ELMONT, NY — The Pittsburgh Penguins have squandered, punted, and otherwise blown the last four two-goal leads they’ve earned, not counting the 3-1 win over the Montreal Canadiens, which included an empty-net goal.



Prior to that, the Penguins gagged on a trio of 2-0 leads, including a pair on the recent four-game road strip. Tuesday night, while the world watched election returns, the Penguins dropkicked a 3-1 third period lead to the New York Islanders in a 4-3 shootout loss.

That’s four leads in 14 games. Four points are gone (they rallied to win against Buffalo on Oct. 16).

The season is a little early for that many lost leads, isn’t it?

The Penguins have a serious problem, but it’s not the system that has earned them the leads in the first place. Many who cite coach Mike Sullivan’s system insist a trap would be the solution. Unfortunately for that argument, the new and fast NHL game will eat alive any attempt at playing backward. It would fail as often as it succeeds.

The Penguins’ problem is … drum roll, please … the Penguins. The problem lies between 18 players’ ears. The problem lies with a lack of shutdown defensemen.

How does a player as dynamic as Kris Letang get beat by Kyle Palmieri to a loose puck near the net? Letang had a step and position, but Palmieri got a free whack at the puck anyway.

How does Simon Holmstrom beat Blake Lizotte, a defensive specialist, to a rebound on a third period power play?

Evgeni Malkin and Matt Grzelcyk allowed Jean-Gabriel Pageau unfettered access to the low slot for the game-tying goal. The Penguins had five players between the dots and protecting the net. Yet Pageau still had feet of space.

Five players in position. None defending.

This only further illustrates the conundrum Sullivan faces: Puck-watching and mental breakdowns in the most crucial moments.

“We just need to play better. We should have played the way that we played in the first two periods,” Sullivan said with a bit of a snarl. “We would have been fine. You know, we played a straight-ahead game (in the first two periods). I think we weren’t as diligent with the puck. We didn’t play as much north-south.”

The trap wouldn’t prevent spectating like that. In fact, it might encourage more. After beating Anaheim on Saturday, both Sidney Crosby and Alex Nedeljkovic alluded to ongoing and team-wide conversations about the need to defend well. Crosby spoke of adhering to fundamentals; the little details add up to big details.

Of course, the Penguins beat both Montreal and Anaheim without amassing a two-goal lead before the final seconds. Heaven help them if they had gotten a 3-1 lead on either in the second period; this could have been a nine-game winless streak.

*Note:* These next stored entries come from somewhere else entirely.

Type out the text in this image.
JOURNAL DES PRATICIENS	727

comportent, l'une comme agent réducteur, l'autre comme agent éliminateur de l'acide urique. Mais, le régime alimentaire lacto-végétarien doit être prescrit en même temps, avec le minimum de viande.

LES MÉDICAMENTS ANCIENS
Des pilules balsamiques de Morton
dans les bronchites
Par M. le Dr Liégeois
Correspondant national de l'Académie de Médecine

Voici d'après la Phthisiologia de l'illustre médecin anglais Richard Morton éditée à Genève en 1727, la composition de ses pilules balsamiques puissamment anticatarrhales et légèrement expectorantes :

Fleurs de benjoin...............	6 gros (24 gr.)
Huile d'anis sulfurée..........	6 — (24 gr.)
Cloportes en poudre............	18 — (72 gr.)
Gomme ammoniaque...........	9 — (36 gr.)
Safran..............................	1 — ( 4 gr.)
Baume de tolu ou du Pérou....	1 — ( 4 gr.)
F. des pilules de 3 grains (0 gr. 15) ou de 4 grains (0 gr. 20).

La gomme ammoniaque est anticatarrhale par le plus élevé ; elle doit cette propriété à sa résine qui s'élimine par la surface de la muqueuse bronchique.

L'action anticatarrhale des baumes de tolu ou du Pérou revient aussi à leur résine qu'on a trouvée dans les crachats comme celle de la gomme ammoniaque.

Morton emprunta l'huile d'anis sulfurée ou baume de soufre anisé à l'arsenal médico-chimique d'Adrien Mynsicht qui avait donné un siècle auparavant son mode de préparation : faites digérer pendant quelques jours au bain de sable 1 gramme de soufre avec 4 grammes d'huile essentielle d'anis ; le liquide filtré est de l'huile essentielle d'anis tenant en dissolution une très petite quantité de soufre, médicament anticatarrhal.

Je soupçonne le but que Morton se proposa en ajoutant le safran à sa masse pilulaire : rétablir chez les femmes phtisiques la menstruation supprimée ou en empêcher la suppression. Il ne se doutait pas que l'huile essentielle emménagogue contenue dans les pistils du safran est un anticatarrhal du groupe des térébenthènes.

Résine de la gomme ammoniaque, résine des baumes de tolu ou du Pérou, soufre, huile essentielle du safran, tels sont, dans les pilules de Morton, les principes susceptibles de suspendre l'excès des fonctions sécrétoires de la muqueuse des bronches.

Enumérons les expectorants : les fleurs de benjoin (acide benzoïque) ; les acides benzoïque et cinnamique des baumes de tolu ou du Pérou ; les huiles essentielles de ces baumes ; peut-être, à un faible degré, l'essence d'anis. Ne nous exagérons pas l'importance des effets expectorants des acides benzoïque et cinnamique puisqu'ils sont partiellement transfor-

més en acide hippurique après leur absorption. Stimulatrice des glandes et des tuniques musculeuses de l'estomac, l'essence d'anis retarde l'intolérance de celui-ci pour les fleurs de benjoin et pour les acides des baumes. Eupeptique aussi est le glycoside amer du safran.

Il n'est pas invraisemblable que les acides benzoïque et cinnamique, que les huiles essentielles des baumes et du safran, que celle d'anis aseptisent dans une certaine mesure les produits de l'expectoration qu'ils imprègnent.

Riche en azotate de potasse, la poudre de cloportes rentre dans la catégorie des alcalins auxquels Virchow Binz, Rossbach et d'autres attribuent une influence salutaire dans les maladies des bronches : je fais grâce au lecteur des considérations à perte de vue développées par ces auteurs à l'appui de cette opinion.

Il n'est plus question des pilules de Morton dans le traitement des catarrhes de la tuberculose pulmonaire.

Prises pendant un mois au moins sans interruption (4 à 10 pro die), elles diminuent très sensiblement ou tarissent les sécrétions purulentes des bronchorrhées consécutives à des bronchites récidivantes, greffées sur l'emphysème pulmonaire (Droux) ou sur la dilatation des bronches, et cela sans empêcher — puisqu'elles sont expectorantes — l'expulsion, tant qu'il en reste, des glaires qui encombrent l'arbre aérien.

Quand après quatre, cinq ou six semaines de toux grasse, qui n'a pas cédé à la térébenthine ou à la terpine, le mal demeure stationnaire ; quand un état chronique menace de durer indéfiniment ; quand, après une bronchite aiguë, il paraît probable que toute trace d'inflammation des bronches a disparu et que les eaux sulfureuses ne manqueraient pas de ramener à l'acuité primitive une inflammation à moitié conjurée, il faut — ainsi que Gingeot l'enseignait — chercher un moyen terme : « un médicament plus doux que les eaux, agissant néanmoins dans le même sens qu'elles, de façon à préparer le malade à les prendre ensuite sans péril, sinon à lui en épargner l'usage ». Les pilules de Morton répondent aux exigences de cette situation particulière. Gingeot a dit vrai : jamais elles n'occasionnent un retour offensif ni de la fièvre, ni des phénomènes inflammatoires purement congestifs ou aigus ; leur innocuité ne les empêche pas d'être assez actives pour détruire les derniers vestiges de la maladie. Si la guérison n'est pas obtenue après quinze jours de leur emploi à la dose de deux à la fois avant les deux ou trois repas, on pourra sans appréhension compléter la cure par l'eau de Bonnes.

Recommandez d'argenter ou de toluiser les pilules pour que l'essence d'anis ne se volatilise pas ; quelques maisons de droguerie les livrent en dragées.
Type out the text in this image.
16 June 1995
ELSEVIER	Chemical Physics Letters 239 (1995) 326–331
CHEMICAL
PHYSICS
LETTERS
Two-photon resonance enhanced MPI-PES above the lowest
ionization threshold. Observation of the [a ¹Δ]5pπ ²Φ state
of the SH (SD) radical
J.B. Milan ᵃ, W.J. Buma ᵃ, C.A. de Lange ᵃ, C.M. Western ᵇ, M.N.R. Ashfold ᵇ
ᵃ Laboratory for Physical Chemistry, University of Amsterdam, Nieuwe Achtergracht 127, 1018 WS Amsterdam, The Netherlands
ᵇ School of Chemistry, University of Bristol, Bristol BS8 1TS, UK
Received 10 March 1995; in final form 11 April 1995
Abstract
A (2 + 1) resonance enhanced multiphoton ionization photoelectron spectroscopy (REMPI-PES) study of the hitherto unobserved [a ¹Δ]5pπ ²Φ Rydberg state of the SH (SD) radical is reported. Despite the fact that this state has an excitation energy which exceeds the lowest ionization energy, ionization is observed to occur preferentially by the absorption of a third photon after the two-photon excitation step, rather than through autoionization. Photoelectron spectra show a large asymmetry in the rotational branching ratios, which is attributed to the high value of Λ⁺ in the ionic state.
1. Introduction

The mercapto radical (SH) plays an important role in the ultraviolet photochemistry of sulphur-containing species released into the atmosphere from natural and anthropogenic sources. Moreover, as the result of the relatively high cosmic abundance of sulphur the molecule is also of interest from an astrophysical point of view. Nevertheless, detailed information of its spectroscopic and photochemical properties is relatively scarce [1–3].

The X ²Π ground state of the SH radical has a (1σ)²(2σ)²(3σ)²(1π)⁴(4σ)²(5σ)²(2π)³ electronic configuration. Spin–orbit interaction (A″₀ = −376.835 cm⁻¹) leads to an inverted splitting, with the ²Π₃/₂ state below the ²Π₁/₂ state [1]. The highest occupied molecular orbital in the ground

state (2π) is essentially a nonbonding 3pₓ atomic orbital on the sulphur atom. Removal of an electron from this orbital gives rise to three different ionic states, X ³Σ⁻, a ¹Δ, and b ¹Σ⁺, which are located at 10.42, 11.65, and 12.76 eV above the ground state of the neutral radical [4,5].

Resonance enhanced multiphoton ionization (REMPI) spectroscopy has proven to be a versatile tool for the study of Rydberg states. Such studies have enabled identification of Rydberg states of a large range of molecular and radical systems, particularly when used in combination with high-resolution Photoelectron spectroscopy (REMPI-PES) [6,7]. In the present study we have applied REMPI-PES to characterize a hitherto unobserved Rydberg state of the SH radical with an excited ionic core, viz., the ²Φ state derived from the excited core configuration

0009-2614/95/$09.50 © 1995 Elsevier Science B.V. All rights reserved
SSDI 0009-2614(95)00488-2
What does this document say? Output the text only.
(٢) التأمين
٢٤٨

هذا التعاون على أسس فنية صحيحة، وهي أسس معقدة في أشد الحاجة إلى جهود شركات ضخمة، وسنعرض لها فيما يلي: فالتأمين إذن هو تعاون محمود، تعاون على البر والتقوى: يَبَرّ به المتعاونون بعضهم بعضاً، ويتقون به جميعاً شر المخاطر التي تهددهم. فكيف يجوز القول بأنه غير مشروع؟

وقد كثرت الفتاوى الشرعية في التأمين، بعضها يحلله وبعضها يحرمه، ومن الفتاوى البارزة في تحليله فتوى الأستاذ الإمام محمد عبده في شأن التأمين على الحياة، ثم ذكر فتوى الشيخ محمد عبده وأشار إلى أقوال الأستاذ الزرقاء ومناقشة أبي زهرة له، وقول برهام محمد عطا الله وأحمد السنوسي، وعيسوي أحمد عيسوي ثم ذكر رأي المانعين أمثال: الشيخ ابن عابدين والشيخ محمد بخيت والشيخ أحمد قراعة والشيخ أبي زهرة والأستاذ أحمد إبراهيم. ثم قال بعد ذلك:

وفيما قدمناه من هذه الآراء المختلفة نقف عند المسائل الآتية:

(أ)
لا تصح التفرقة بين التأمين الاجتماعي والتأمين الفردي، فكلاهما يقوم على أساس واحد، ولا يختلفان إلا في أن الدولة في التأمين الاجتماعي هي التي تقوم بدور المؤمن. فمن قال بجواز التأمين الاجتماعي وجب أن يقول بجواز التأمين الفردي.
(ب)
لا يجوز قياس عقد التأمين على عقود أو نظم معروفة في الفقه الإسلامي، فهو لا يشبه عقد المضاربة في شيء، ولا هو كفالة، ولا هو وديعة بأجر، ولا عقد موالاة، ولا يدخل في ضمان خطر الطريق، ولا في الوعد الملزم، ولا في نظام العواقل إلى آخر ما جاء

The immediate solutions are not easy. The Penguins do not have multiple rock-ribbed shutdown defensemen. Ryan Graves and Jack St. Ivany are the third pair but have been inconsistent this season. Graves followed his best game as a Penguins Saturday, with a couple of potentially crucial turnovers Tuesday. St. Ivany had shaky moments, too.

The Penguins are supposed to have defensive forwards, but the second goal was scored against the sixth-ranked penalty-killing unit, and the tying goal was scored against Crosby, Evgeni Malkin, and Kris Letang.

The frustration naturally flows to a singular point. For a moment, external blame split between goalie Tristan Jarry and Sullivan. Now that Jarry has been removed from the equation temporarily, Sullivan bears the brunt of public frustration as leads become losses, and hope becomes disappointment.

The immediate solution is a reckoning within the locker room to rebouble efforts with a lead rather than sit back. Rickard Rakell admitted to PHN last night that “maybe” they did. The immediate solution is to keep drilling into the players’ consciousness that every shot matters in the final 10 minutes, and they need to play like that.

The bigger solution rests with general manager Kyle Dubas. A team with a shaky blue line is going to squander leads. A team built for offense with Letang and Erik Karlsson on the blue line that doesn’t score is going to toss a few more leads into the garbage—which the Penguins have done for three seasons running.

It’s not the chef, it’s the ingredients. But all involved need to figure out a way to make a better dish, or it is the season that will soon be cooked.